Von Bad Bocklet bis zur Autobahn-Auffahrt bei Bad Brückenau war Bayern 1 über DAB+ in einwandfreier Qualität zu empfangen. Wenige hundert Meter nach der bayerisch-hessischen Landesgrenze wurde die Feldstärke schlagartig schlechter. Das Autoradio wechselte auf die ebenfalls vom Kreuzberg/Rhön abgestrahlte UKW-Frequenz 98,3 MHz, auf der Bayern 1 in ganz Osthessen gut zu empfangen ist.
Erst als ich im weiteren Verlauf der Heimreise auf der A66 auf der Höhe von Schlüchtern war, wechselte das Autoradio zurück auf DAB+. Das Signal dürfte nun aber vom Sender Alzenau (Hahnenkamm) gekommen sein, der neben der Stadt Alzenau und dem Kahlgrund vor allem weite Teile des Rhein-Main-Gebiets versorgt.
Diese Einschränkung kann nicht bleiben
So sehr ich die Problematik mit der Gleichkanalbelegung in Bayern und Nordrhein-Westfalen auch verstehe: Es kann und darf nicht sein, dass die Einführung von DAB+, die irgendwann in einer Abschaltung des analogen UKW-Rundfunks münden soll, jahrzehntelang gewachsene Hörerstrukturen zerstört.
Wenn jemand aus Bad Kissingen in Fulda arbeitet, würde er auf dem Weg zur Arbeit seinen Heimatsender nicht mehr durchgehend terrestrisch empfangen können. Er müsste auf Streaming ausweichen.
Auf der A66, die in Osthessen wenige Kilometer nördlich der bayerisch-hessischen Landesgrenze verläuft, war es schon immer Standard, neben den landesweiten hessischen Programmen auch die Programme des Bayerischen Rundfunks und von Antenne Bayern empfangen zu können.
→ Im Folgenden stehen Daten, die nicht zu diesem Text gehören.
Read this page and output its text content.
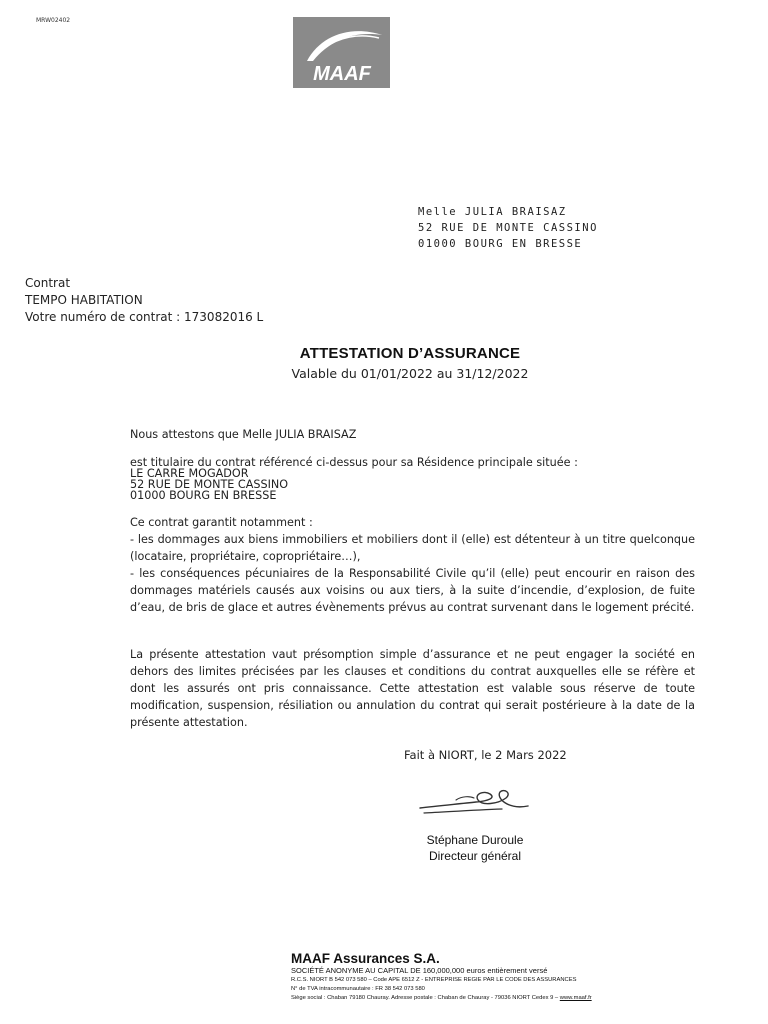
MRW02402
MAAF
Melle JULIA BRAISAZ
52 RUE DE MONTE CASSINO
01000 BOURG EN BRESSE
Contrat
TEMPO HABITATION
Votre numéro de contrat : 173082016 L
ATTESTATION D’ASSURANCE
Valable du 01/01/2022 au 31/12/2022
Nous attestons que Melle JULIA BRAISAZ
est titulaire du contrat référencé ci-dessus pour sa Résidence principale située :
LE CARRE MOGADOR
52 RUE DE MONTE CASSINO
01000 BOURG EN BRESSE
Ce contrat garantit notamment :
- les dommages aux biens immobiliers et mobiliers dont il (elle) est détenteur à un titre quelconque (locataire, propriétaire, copropriétaire…),
- les conséquences pécuniaires de la Responsabilité Civile qu’il (elle) peut encourir en raison des dommages matériels causés aux voisins ou aux tiers, à la suite d’incendie, d’explosion, de fuite d’eau, de bris de glace et autres évènements prévus au contrat survenant dans le logement précité.
La présente attestation vaut présomption simple d’assurance et ne peut engager la société en dehors des limites précisées par les clauses et conditions du contrat auxquelles elle se réfère et dont les assurés ont pris connaissance. Cette attestation est valable sous réserve de toute modification, suspension, résiliation ou annulation du contrat qui serait postérieure à la date de la présente attestation.
Fait à NIORT, le 2 Mars 2022
Stéphane Duroule
Directeur général
MAAF Assurances S.A.
SOCIÉTÉ ANONYME AU CAPITAL DE 160,000,000 euros entièrement versé
R.C.S. NIORT B 542 073 580 – Code APE 6512 Z - ENTREPRISE REGIE PAR LE CODE DES ASSURANCES
N° de TVA intracommunautaire : FR 38 542 073 580
Siège social : Chaban 79180 Chauray. Adresse postale : Chaban de Chauray - 79036 NIORT Cedex 9 – www.maaf.fr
Wenn das nach einer UKW-Abschaltung nicht mehr möglich wäre, dann würde ich das als Rückschritt und nicht als Fortschritt bezeichnen.
Zusätzlicher BR-Sender in Fulda denkbar?
Wenn es aufgrund der exponierten Lage des Senders Kreuzberg/Rhön tatsächlich nicht möglich sein sollte, die bayerischen DAB+-Multiplexe zumindest mit kleiner Leistung auch Richtung Norden auszustrahlen, da man gegenseitige Interferenzen mit möglichen künftigen Sendern aus Nordrhein-Westfalen befürchtet, sollte der Bayerische Rundfunk über einen zusätzlichen Sender in Fulda nachdenken, der dann ebenfalls gerichtet nach Süden abstrahlt.
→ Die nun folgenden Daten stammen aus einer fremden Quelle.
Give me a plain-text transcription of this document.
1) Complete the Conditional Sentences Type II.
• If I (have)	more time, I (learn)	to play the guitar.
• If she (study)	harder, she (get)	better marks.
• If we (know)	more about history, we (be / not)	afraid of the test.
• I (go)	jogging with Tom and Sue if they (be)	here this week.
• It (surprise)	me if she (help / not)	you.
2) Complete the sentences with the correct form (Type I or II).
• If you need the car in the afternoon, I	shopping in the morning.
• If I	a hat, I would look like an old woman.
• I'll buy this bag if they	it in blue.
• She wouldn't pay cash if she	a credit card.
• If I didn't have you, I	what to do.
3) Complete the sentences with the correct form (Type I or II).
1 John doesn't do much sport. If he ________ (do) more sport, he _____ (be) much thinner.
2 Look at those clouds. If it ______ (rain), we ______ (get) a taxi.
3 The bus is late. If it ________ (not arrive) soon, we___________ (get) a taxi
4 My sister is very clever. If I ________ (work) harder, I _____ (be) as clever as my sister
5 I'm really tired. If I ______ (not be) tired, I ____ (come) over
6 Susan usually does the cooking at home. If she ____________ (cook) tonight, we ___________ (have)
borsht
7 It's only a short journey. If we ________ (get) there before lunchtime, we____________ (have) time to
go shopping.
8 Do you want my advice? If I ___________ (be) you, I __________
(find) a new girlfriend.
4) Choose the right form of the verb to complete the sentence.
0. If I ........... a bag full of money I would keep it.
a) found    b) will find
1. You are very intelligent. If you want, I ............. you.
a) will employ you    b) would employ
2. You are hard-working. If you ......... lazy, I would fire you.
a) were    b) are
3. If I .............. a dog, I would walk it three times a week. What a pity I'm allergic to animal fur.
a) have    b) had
Von Fulda aus könnte der BR den hessisch-bayerischen Grenzraum versorgen und auch Versorgungslücken in Bayern selbst, die der Sender Kreuzberg aufgrund seiner Richtcharakteristik aufweist, schließen. Umgekehrt senden der Hessische Rundfunk und der Mitteldeutsche Rundfunk ja ebenfalls vom bayerischen Standort Kreuzberg, um Versorgungslücken in Osthessen bzw. im Südwesten von Thüringen zu schließen.
Ohne Verbesserung wäre die UKW-Abschaltung ein Rückschritt
Wenn die Einführung von DAB+ zu einer derart eklatanten Einschränkung der technischen Reichweite führen sollte, wäre ich persönlich strikt gegen eine UKW-Abschaltung. Die Rundfunkanstalten würden dem Hörer nämlich einen Bärendienst erweisen, wenn Programme, deren Empfang jahrzehntelang eine Selbstverständlichkeit war, von heute auf morgen nicht mehr terrestrisch hörbar wären.